他望向宜昌的方向,那里的灯火稀疏得像将熄的烛火,星星点点地嵌在墨色里,与三十九天前的繁密截然不同——那时的宜昌,码头边、街巷里,灯火连成一片,映得江面都泛着暖光,船工的号子、商贩的吆喝、孩童的嬉闹,隔着江水都能听见几分热闹。

但他知道,这稀疏的灯火背后,是民生公司的轮船载着国家最后的兵工厂、机床、弹药,载着无数家庭的希望,安全驶入了三峡的深处。

卢作孚先生和他的船队做到了,用那些不起眼的木船、货轮,在枪林弹雨中开出了一条生路,而他们,也即将做到了。

他的手紧紧攥着腰间的刀柄,指节因用力而微微发白,凸起的骨节像是要嵌进木头里,掌心的老茧与刀柄的纹路早已融为一体,分不清哪是皮肉哪是木头。
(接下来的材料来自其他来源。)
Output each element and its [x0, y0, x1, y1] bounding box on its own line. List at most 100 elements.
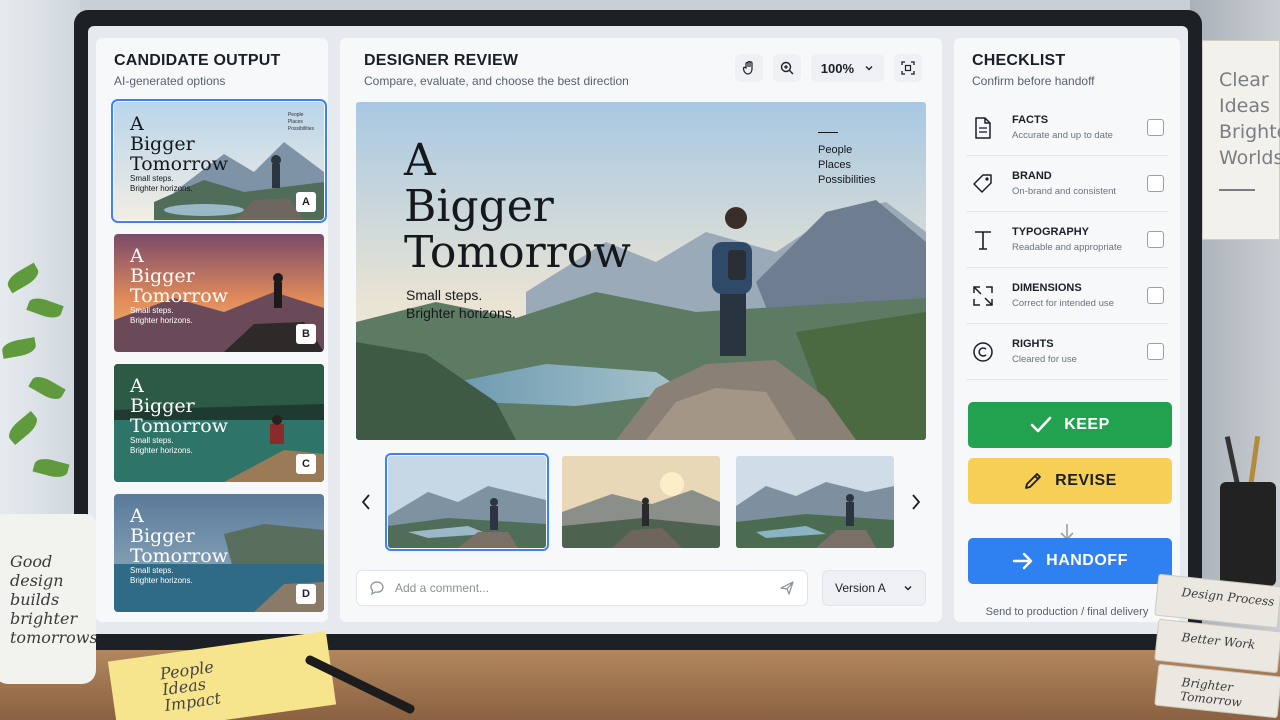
hero-tagline: Small steps. Brighter horizons.: [406, 286, 516, 322]
mug-text-line: Good: [10, 552, 53, 571]
checklist-panel: CHECKLIST Confirm before handoff FACTS A…: [954, 38, 1180, 622]
carousel-next-button[interactable]: [904, 488, 928, 516]
title-line: Tomorrow: [404, 227, 631, 278]
carousel-prev-button[interactable]: [354, 488, 378, 516]
thumbnail-image: [736, 456, 894, 548]
candidate-card-d[interactable]: A Bigger Tomorrow Small steps. Brighter …: [114, 494, 324, 612]
app-screen: CANDIDATE OUTPUT AI-generated options A …: [88, 26, 1188, 634]
candidate-badge: C: [296, 454, 316, 474]
send-icon[interactable]: [779, 580, 795, 596]
checklist-item-typography[interactable]: TYPOGRAPHY Readable and appropriate: [966, 212, 1168, 268]
wall-sign-rule: [1219, 189, 1255, 191]
checklist-item-dimensions[interactable]: DIMENSIONS Correct for intended use: [966, 268, 1168, 324]
tagline-line: Small steps.: [130, 436, 174, 445]
mug-text-line: tomorrows: [10, 628, 98, 647]
mug-text-line: design: [10, 571, 64, 590]
zoom-button[interactable]: [772, 54, 801, 82]
hero-list-item: People: [818, 144, 853, 156]
checklist-item-rights[interactable]: RIGHTS Cleared for use: [966, 324, 1168, 380]
checklist-checkbox[interactable]: [1147, 175, 1164, 192]
hand-icon: [742, 60, 753, 75]
title-line: Tomorrow: [130, 285, 228, 307]
panel-subtitle: Confirm before handoff: [972, 74, 1095, 88]
candidate-tagline: Small steps. Brighter horizons.: [130, 306, 193, 326]
title-line: A: [130, 113, 144, 135]
mini-list-item: People: [287, 112, 304, 118]
version-select[interactable]: Version A: [822, 570, 926, 606]
title-line: A: [130, 505, 144, 527]
tagline-line: Brighter horizons.: [130, 184, 193, 193]
pencil-icon: [1025, 473, 1042, 489]
candidate-title: A Bigger Tomorrow: [130, 506, 228, 566]
handoff-button[interactable]: HANDOFF: [968, 538, 1172, 584]
chevron-down-icon: [865, 66, 873, 71]
checklist-checkbox[interactable]: [1147, 343, 1164, 360]
fit-to-screen-button[interactable]: [894, 54, 922, 82]
checklist-text: TYPOGRAPHY Readable and appropriate: [1012, 226, 1147, 253]
type-icon: [968, 225, 998, 255]
tagline-line: Small steps.: [130, 566, 174, 575]
candidate-card-a[interactable]: A Bigger Tomorrow People Places Possibil…: [111, 99, 327, 223]
comment-input[interactable]: [395, 581, 769, 595]
candidate-badge: A: [296, 192, 316, 212]
book: Brighter Tomorrow: [1154, 663, 1280, 719]
checklist-description: Correct for intended use: [1012, 298, 1114, 309]
title-line: Bigger: [130, 265, 195, 287]
tagline-line: Brighter horizons.: [406, 305, 516, 321]
candidate-tagline: Small steps. Brighter horizons.: [130, 436, 193, 456]
tagline-line: Small steps.: [130, 306, 174, 315]
checklist-text: BRAND On-brand and consistent: [1012, 170, 1147, 197]
version-value: Version A: [835, 581, 886, 595]
wall-sign: Clear Ideas Brighte Worlds: [1202, 40, 1280, 240]
book-stack: Design Process Better Work Brighter Tomo…: [1154, 573, 1280, 719]
candidate-output-panel: CANDIDATE OUTPUT AI-generated options A …: [96, 38, 328, 622]
resize-icon: [968, 281, 998, 311]
candidate-title: A Bigger Tomorrow: [130, 376, 228, 436]
tagline-line: Brighter horizons.: [130, 316, 193, 325]
pan-tool-button[interactable]: [734, 54, 763, 82]
tagline-line: Brighter horizons.: [130, 576, 193, 585]
wall-sign-line: Worlds: [1219, 147, 1280, 169]
variant-carousel: [354, 453, 928, 552]
mini-list-item: Places: [287, 119, 303, 125]
title-line: Tomorrow: [130, 415, 228, 437]
thumbnail-image: [562, 456, 720, 548]
checklist-description: On-brand and consistent: [1012, 186, 1117, 197]
comment-icon: [370, 581, 384, 596]
zoom-select[interactable]: 100%: [810, 54, 884, 82]
checklist-item-facts[interactable]: FACTS Accurate and up to date: [966, 100, 1168, 156]
handoff-note: Send to production / final delivery: [985, 606, 1149, 618]
wall-sign-line: Clear: [1219, 69, 1269, 91]
checklist-label: RIGHTS: [1012, 338, 1054, 350]
tag-icon: [968, 169, 998, 199]
checklist-checkbox[interactable]: [1147, 231, 1164, 248]
coffee-mug: Good design builds brighter tomorrows: [0, 514, 98, 684]
checklist-description: Cleared for use: [1012, 354, 1077, 365]
hero-preview[interactable]: A Bigger Tomorrow Small steps. Brighter …: [356, 102, 926, 440]
arrow-right-icon: [1012, 552, 1033, 570]
review-toolbar: 100%: [734, 54, 922, 82]
tagline-line: Small steps.: [130, 174, 174, 183]
variant-thumbnail[interactable]: [562, 456, 720, 548]
variant-thumbnail[interactable]: [736, 456, 894, 548]
checklist-description: Accurate and up to date: [1012, 130, 1113, 141]
checklist-item-brand[interactable]: BRAND On-brand and consistent: [966, 156, 1168, 212]
hero-list-item: Places: [818, 159, 852, 171]
hero-list-rule: [818, 132, 838, 133]
title-line: Bigger: [130, 525, 195, 547]
candidate-card-c[interactable]: A Bigger Tomorrow Small steps. Brighter …: [114, 364, 324, 482]
candidate-card-b[interactable]: A Bigger Tomorrow Small steps. Brighter …: [114, 234, 324, 352]
keep-button[interactable]: KEEP: [968, 402, 1172, 448]
candidate-title: A Bigger Tomorrow: [130, 246, 228, 306]
revise-button[interactable]: REVISE: [968, 458, 1172, 504]
checklist-text: FACTS Accurate and up to date: [1012, 114, 1147, 141]
candidate-badge: D: [296, 584, 316, 604]
checklist-checkbox[interactable]: [1147, 287, 1164, 304]
variant-thumbnail[interactable]: [385, 453, 549, 551]
pen-cup: [1220, 482, 1276, 586]
candidate-tagline: Small steps. Brighter horizons.: [130, 174, 193, 194]
checklist-checkbox[interactable]: [1147, 119, 1164, 136]
mini-list-item: Possibilities: [287, 126, 314, 132]
designer-review-panel: DESIGNER REVIEW Compare, evaluate, and c…: [340, 38, 942, 622]
candidate-badge: B: [296, 324, 316, 344]
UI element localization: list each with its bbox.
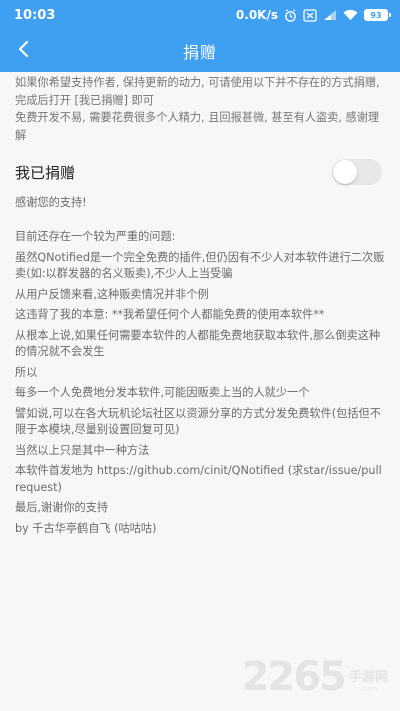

三十九个日夜,每一声炮响都震得他心口发颤,震落过他帽檐上的积雪;每一次呐喊都揪着他的神经,喊哑过他的嗓子;

每一张倒下的年轻面孔——有的才刚过十六,脸上还带着未刮过的绒毛;

有的还带着家乡泥土的气息,口袋里揣着磨得发亮的家书——都在他心头刻下了深深的烙印,如同这岩石上的弹痕,永远无法磨灭。

他轻轻吁出一口气,白雾在冷空气中瞬间散开,像那些逝去的生命,再也抓不住。

终于,东方的天际泛起了一丝鱼肚白,像宣纸被淡墨晕开了一角,慢慢向四周浸染。